Antisémitisme: le modèle québécois encore derrière l’Ontario

376 / 672

Nombre d’actes antisémites commis au Québec / en Ontario en 2009.

Il n’y a rien à faire, le Québec est toujours à la traîne. Ce mercredi, comme chaque année, le B’nai Brith a rendu public son relevé des incidents antisémites commis au pays.  Les communautés juives étant les plus présentes au Québec et en Ontario, c’est là que le nombre d’intolérants est le plus grand.
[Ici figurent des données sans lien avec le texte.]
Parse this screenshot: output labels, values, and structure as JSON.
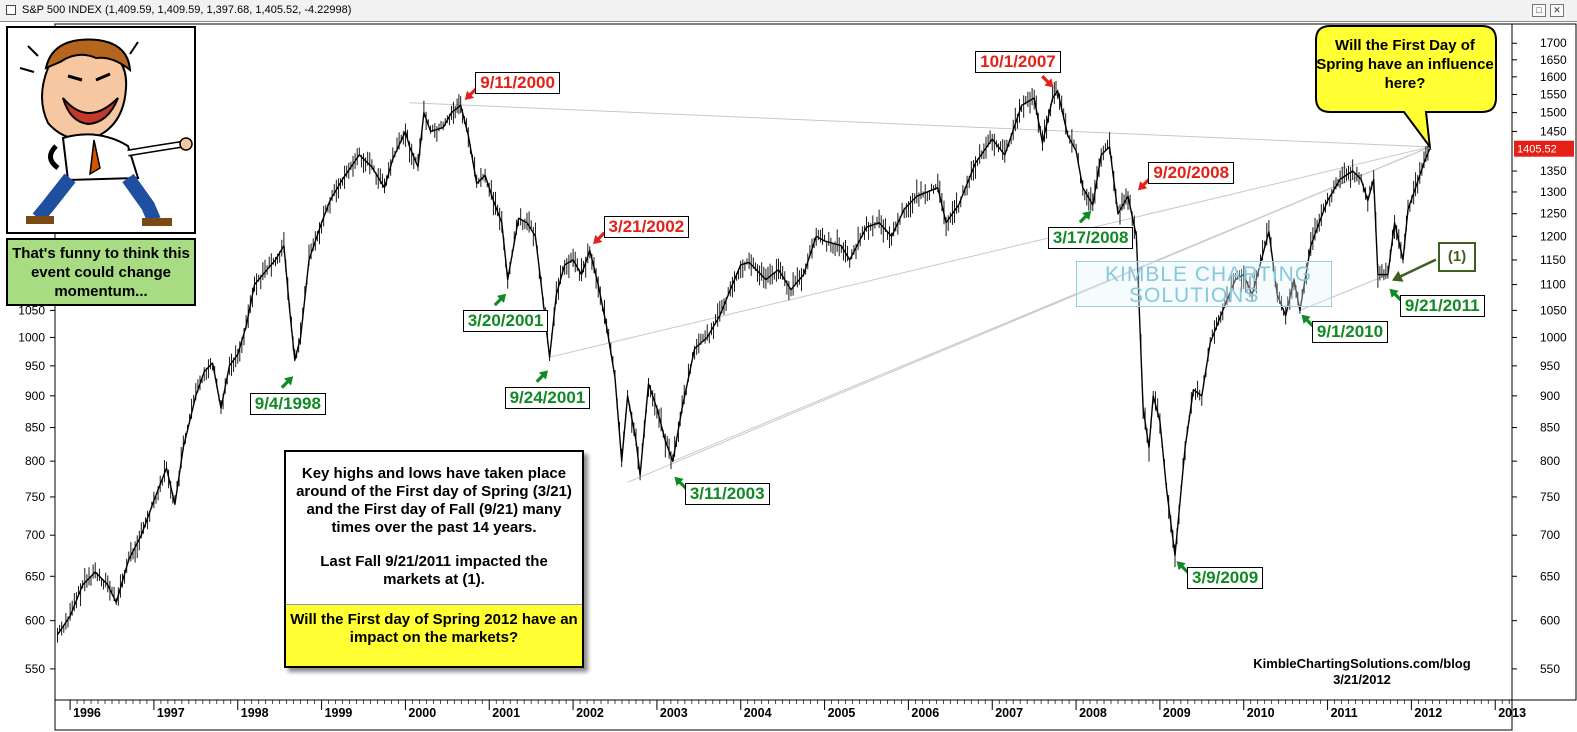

Un seul acte antisémite en est un de trop, mais ces chiffres sont intéressants en regard du procès permanent d’antisémitisme fait au Québec. On trouvait encore la semaine dernière cette perle, de Lorne Gunter, chroniqueur politique régulier du National Post.

Il y a toujours un important élément « pure laine » dans le mouvement souverainiste qui veut un Québec indépendant précisément pour y réduire l’influence des Juifs, des anglophones et des immigrants.

Je m’étais intéressé de près à ces questions, dans les années 1990, quand Mordecaï Richler décrivait le Québec dans les gazettes américaines comme une endroit tribal, obsédé, hautement anti-sémite mais avec de bons restaurants. J’avais noté le phénomène: en termes bruts, la vie est significativement plus dure pour la communauté juive en Ontario qu’au Québec. C’est injuste en soi, et injuste en mathématiques, puisque les Ontariens sont plus nombreux que nous.

Or, même ramené en proportion de la population, les Ontariens sont plus enclins aux gestes antisémites que les Québécois. En 2009, il faudrait qu’on ait recensé au Québec une trentaine d’actes de plus pour que l’intensité soit la même dans les deux provinces. Ou autrement calculé, les Ontariens auraient dû en commettre 50 de moins pour s’ajuster au niveau québécois.

Il y a donc un paradoxe, car historiquement les Québécois expriment aux sondeurs davantage d’opinions antisémites que ne le font les autres Canadiens. Le récent sondage de l’Association d’études canadiennes, déjà cité ici, donne cette ventilation des opinions très défavorables exprimées par les Ontariens et les Québécois envers des minorités.

Les Ontariens ont une opinion «très défavorable» :

5,5% des Amérindiens
5,2% des francophones
4,0% des immigrants
2,1 % des Juifs

Les francophones, eux, ont une opinion «très défavorable» :

6,5%  des Juifs
4,0% des Amérindiens
3,3% des immigrants
1,5% des Canadiens-anglais

Cette inversion est en soi intéressante. Les Canadiens-français sont les Juifs des Ontariens.

Plus intéressant encore: même si les Québécois avouent en bien plus grand nombre que les Ontariens une opinion défavorable des Juifs, ils sont moins enclins que les Ontariens à passer à l’acte antisémite.

Pour une fois, il faut féliciter les Québécois d’être des grands parleurs, mais des petits faiseurs… et espérer qu’ils ne soient ni l’un ni l’autre.

Note en petits caractères :

Les billets « Temps durs pour les détracteurs du modèle québécois » ne prétendent pas que tout est parfait au Québec, tant s’en faut. L’auteur a d’ailleurs proposé, dans ses ouvrages et sur ce blogue, des réformes nombreuses et importantes visant à surmonter plusieurs des importants défis auxquels le Québec est confronté. Cependant, la série permet de percer quelques trous dans le discours ambiant qui tend à noircir la situation globale du Québec qui, pourtant, affiche d’assez bons résultats comparativement aux autres sociétés semblables.